With seats for 570 spectators in its main auditorium, the Athénée Théâtre Louis-Jouvet is the smallest lyric theater in Paris. The nearby Garnier Opera seats three times as many people, and the Bastille Opera seats well over four times as many.
Though the entrance to the Athénée is tucked away in an inconspicuous impasse aka cul-de-sac, it is actually quite centrally located, just 240 meters (as the crow flies, assuming Parisian crows fly in a straight line) from the Garnier Opera.

Le poète chevauchant Pégase
Like most Parisian ‘squares’, the square in front of the Athénée is not square at all, but round, or rather more or less octagonal. It is called Le square de l’Opéra Louis Jouvet and features a statue of Pegasus, the mythical flying horse of ancient Greek mythology. The statue is by the French sculptor Alexandre Falguière (1831-1900) and is called “The poet straddling Pegasus”.
Two things surprised me about this statue: first that the horse has maintained its balance and hasn’t fallen down for the past 122 years (since 1897), despite only standing on its two hind legs, with its two front legs dangling in the air; and second that the wings are so small. Pegasus is often shown with much larger wings, as if that would make him fly better.

Looking down into the lobby
The Athénée Théâtre Louis-Jouvet was closed for renovation during the entire 2015-2016 season. This was necessary to bring the building up to modern safety standards, install new stage equipment, improve wheelchair accessibility, install a new ventilation system and finally to clean and re-paint everything. But they promised that after renovation the theatre would still have the same appearance and atmosphere as when it opened in the year 1896.
Both the theatre itself and the square it is on are now named after Louis Jouvet (1887-1951), who was the director of this theatre for seventeen years until he died in the theatre building at age 63. I have mentioned Louis Jouvet in several other posts, first because as a young actor he was an ensemble member of the then-new Théâtre du Vieux-Colombier, and also because he later became famous as a film star, appearing in over thirty French films including Marcel Carné’s Hôtel du Nord from the year 1938. In this film, Jouvet and the actress Arletty were playing what were supposed to be supporting roles, but they stole the show particularly with their scene Atmosphère, atmosphère on the Canal Saint-Martin in Paris.

In the main auditorium
The opera I saw in 2019 at the Athénée Théâtre Louis-Jouvet was Into the little hill by Sir George Benjamin (the “Sir” being an addition from the year 2017, when I was knighted by Queen Elizabeth II for his services to music), to a libretto by the playwright Martin Crimp.
The opera is a modernized version of the old German folk tale Der Rattenfänger von Hameln (literally ‘The rat catcher of Hameln’) which is known in English as The Pied Piper of Hamelin.

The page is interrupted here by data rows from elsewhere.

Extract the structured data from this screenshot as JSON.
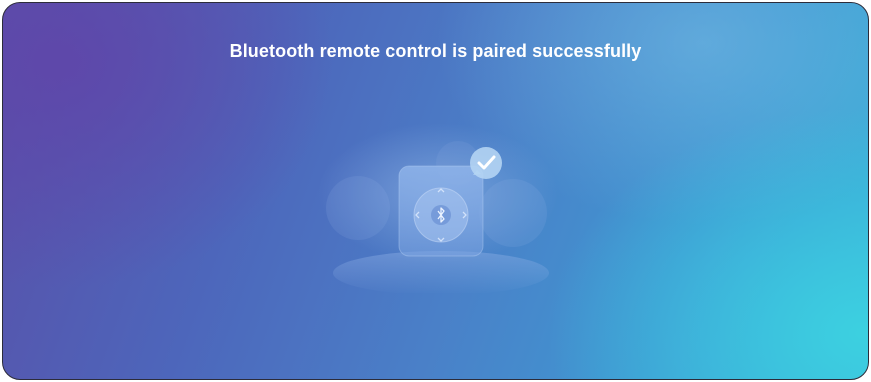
{
  "window": {
    "title": "Bluetooth remote control is paired successfully"
  },
  "icons": {
    "illustration": "remote-paired-illustration",
    "check": "check-icon",
    "bluetooth": "bluetooth-icon"
  },
  "colors": {
    "background_left": "#5a4fa8",
    "background_right": "#3bb4d8",
    "text": "#ffffff",
    "check_badge": "#a9cff0"
  }
}
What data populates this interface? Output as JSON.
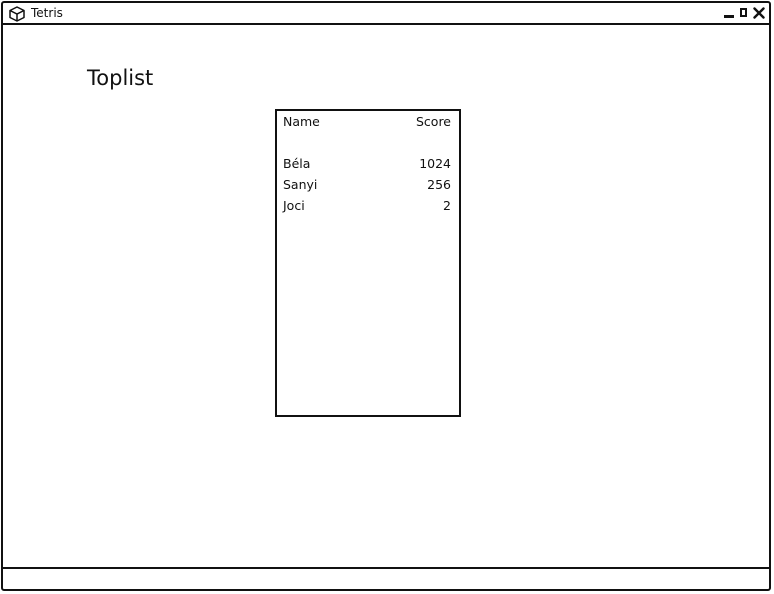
{
  "window": {
    "title": "Tetris",
    "controls": {
      "minimize": "minimize",
      "maximize": "maximize",
      "close": "close"
    }
  },
  "page": {
    "title": "Toplist"
  },
  "toplist": {
    "headers": {
      "name": "Name",
      "score": "Score"
    },
    "rows": [
      {
        "name": "Béla",
        "score": "1024"
      },
      {
        "name": "Sanyi",
        "score": "256"
      },
      {
        "name": "Joci",
        "score": "2"
      }
    ]
  }
}
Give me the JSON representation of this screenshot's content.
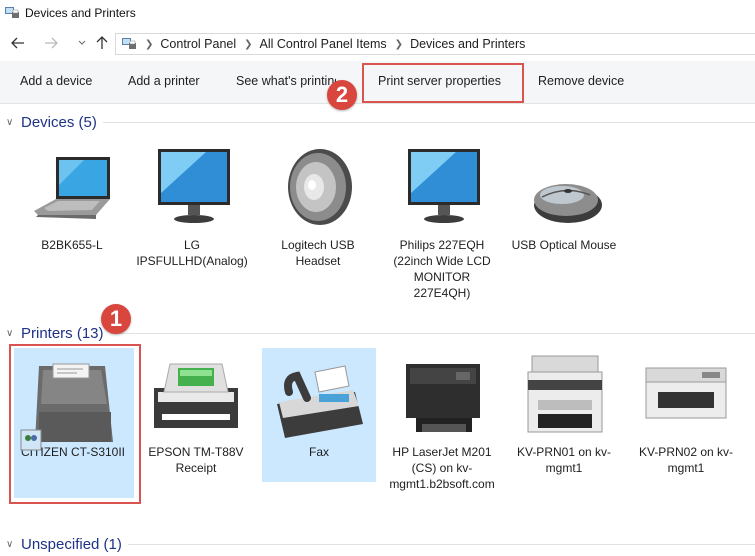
{
  "window": {
    "title": "Devices and Printers",
    "icon": "devices-printers-icon"
  },
  "nav": {
    "back_icon": "arrow-left-icon",
    "forward_icon": "arrow-right-icon",
    "recent_icon": "chevron-down-icon",
    "up_icon": "arrow-up-icon",
    "breadcrumb": [
      "Control Panel",
      "All Control Panel Items",
      "Devices and Printers"
    ]
  },
  "toolbar": {
    "add_device": "Add a device",
    "add_printer": "Add a printer",
    "see_whats_printing": "See what's printing",
    "print_server_properties": "Print server properties",
    "remove_device": "Remove device"
  },
  "callouts": {
    "one": "1",
    "two": "2"
  },
  "groups": {
    "devices": {
      "label": "Devices (5)",
      "items": [
        {
          "label": "B2BK655-L",
          "icon": "laptop-icon"
        },
        {
          "label": "LG IPSFULLHD(Analog)",
          "icon": "monitor-icon"
        },
        {
          "label": "Logitech USB Headset",
          "icon": "speaker-icon"
        },
        {
          "label": "Philips 227EQH (22inch Wide LCD MONITOR 227E4QH)",
          "icon": "monitor-icon"
        },
        {
          "label": "USB Optical Mouse",
          "icon": "mouse-icon"
        }
      ]
    },
    "printers": {
      "label": "Printers (13)",
      "items": [
        {
          "label": "CITIZEN CT-S310II",
          "icon": "receipt-printer-icon",
          "selected": true
        },
        {
          "label": "EPSON TM-T88V Receipt",
          "icon": "printer-icon"
        },
        {
          "label": "Fax",
          "icon": "fax-icon"
        },
        {
          "label": "HP LaserJet M201 (CS) on kv-mgmt1.b2bsoft.com",
          "icon": "laser-printer-icon"
        },
        {
          "label": "KV-PRN01 on kv-mgmt1",
          "icon": "mfp-printer-icon"
        },
        {
          "label": "KV-PRN02 on kv-mgmt1",
          "icon": "laser-printer-icon"
        }
      ]
    },
    "unspecified": {
      "label": "Unspecified (1)"
    }
  },
  "colors": {
    "accent": "#1e3287",
    "highlight": "#d9534f",
    "selection": "#cce8ff"
  }
}
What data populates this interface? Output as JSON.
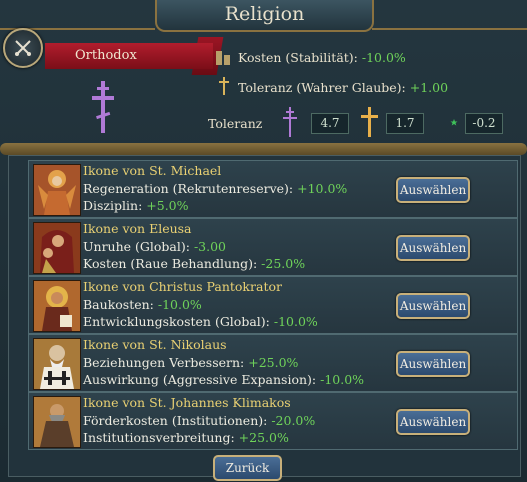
{
  "window": {
    "title": "Religion"
  },
  "religion": {
    "name": "Orthodox",
    "icon": "orthodox-cross-icon"
  },
  "stats": {
    "cost_label": "Kosten (Stabilität):",
    "cost_value": "-10.0%",
    "tolerance_label": "Toleranz (Wahrer Glaube):",
    "tolerance_value": "+1.00"
  },
  "tolerance": {
    "label": "Toleranz",
    "true_faith": "4.7",
    "heretic": "1.7",
    "heathen": "-0.2"
  },
  "icons": [
    {
      "title": "Ikone von St. Michael",
      "line1_label": "Regeneration (Rekrutenreserve):",
      "line1_value": "+10.0%",
      "line2_label": "Disziplin:",
      "line2_value": "+5.0%",
      "button": "Auswählen"
    },
    {
      "title": "Ikone von Eleusa",
      "line1_label": "Unruhe (Global):",
      "line1_value": "-3.00",
      "line2_label": "Kosten (Raue Behandlung):",
      "line2_value": "-25.0%",
      "button": "Auswählen"
    },
    {
      "title": "Ikone von Christus Pantokrator",
      "line1_label": "Baukosten:",
      "line1_value": "-10.0%",
      "line2_label": "Entwicklungskosten (Global):",
      "line2_value": "-10.0%",
      "button": "Auswählen"
    },
    {
      "title": "Ikone von St. Nikolaus",
      "line1_label": "Beziehungen Verbessern:",
      "line1_value": "+25.0%",
      "line2_label": "Auswirkung (Aggressive Expansion):",
      "line2_value": "-10.0%",
      "button": "Auswählen"
    },
    {
      "title": "Ikone von St. Johannes Klimakos",
      "line1_label": "Förderkosten (Institutionen):",
      "line1_value": "-20.0%",
      "line2_label": "Institutionsverbreitung:",
      "line2_value": "+25.0%",
      "button": "Auswählen"
    }
  ],
  "footer": {
    "back": "Zurück"
  }
}
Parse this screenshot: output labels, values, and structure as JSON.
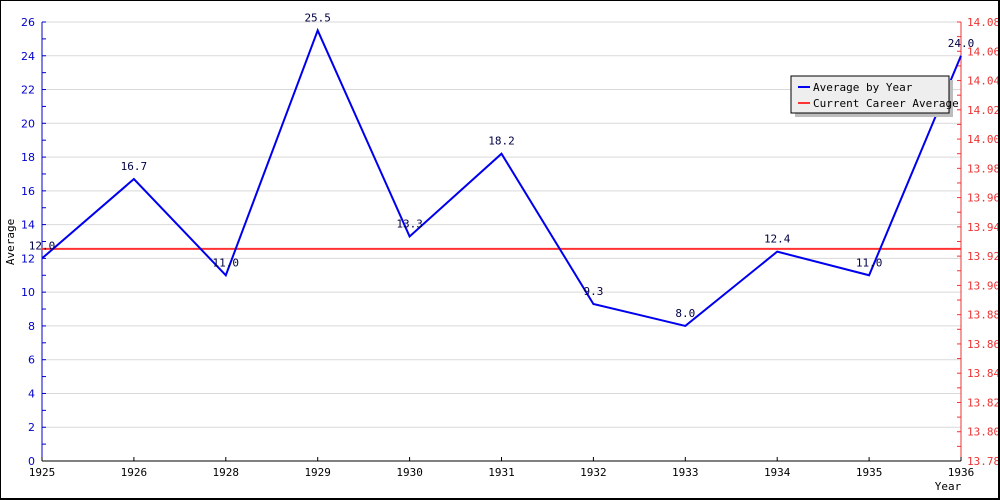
{
  "chart_data": {
    "type": "line",
    "title": "",
    "xlabel": "Year",
    "ylabel": "Average",
    "categories": [
      "1925",
      "1926",
      "1928",
      "1929",
      "1930",
      "1931",
      "1932",
      "1933",
      "1934",
      "1935",
      "1936"
    ],
    "series": [
      {
        "name": "Average by Year",
        "axis": "left",
        "color": "#0000ee",
        "values": [
          12.0,
          16.7,
          11.0,
          25.5,
          13.3,
          18.2,
          9.3,
          8.0,
          12.4,
          11.0,
          24.0
        ],
        "labels": [
          "12.0",
          "16.7",
          "11.0",
          "25.5",
          "13.3",
          "18.2",
          "9.3",
          "8.0",
          "12.4",
          "11.0",
          "24.0"
        ]
      },
      {
        "name": "Current Career Average",
        "axis": "right",
        "color": "#ff3333",
        "value": 13.925
      }
    ],
    "y_left": {
      "range": [
        0,
        26
      ],
      "ticks": [
        "0",
        "2",
        "4",
        "6",
        "8",
        "10",
        "12",
        "14",
        "16",
        "18",
        "20",
        "22",
        "24",
        "26"
      ],
      "color": "#0000cc"
    },
    "y_right": {
      "range": [
        13.78,
        14.08
      ],
      "ticks": [
        "13.78",
        "13.80",
        "13.82",
        "13.84",
        "13.86",
        "13.88",
        "13.90",
        "13.92",
        "13.94",
        "13.96",
        "13.98",
        "14.00",
        "14.02",
        "14.04",
        "14.06",
        "14.08"
      ],
      "color": "#ee3333"
    },
    "grid": true,
    "legend": {
      "position": "top-right",
      "entries": [
        "Average by Year",
        "Current Career Average"
      ]
    }
  }
}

I knew this story as a child, but what surprises me in retrospect is that I never bothered to ask the meaning of the word pied, though I had no clue what it meant. This state of ignorance lasted until about ten minutes ago, when I finally looked it up and found that pied in English means ‘multi-colored’ and is used especially in the names of birds, such as a ‘pied wagtail’. So the pied piper was called that because he wore a suit of many colors, like a clown or a court jester.
In the original story, the pied piper went to the mayor of Hameln and offered to rid the town of rats, for a fee. The mayor agreed and the pied piper used his magic pipe to lure all the rats into the nearby Weser River, where they all drowned. But the mayor then refused to pay the promised fee, whereupon the pied piper took revenge by playing his magic pipe to lure all the town’s children, who followed him out of the town and were never seen again.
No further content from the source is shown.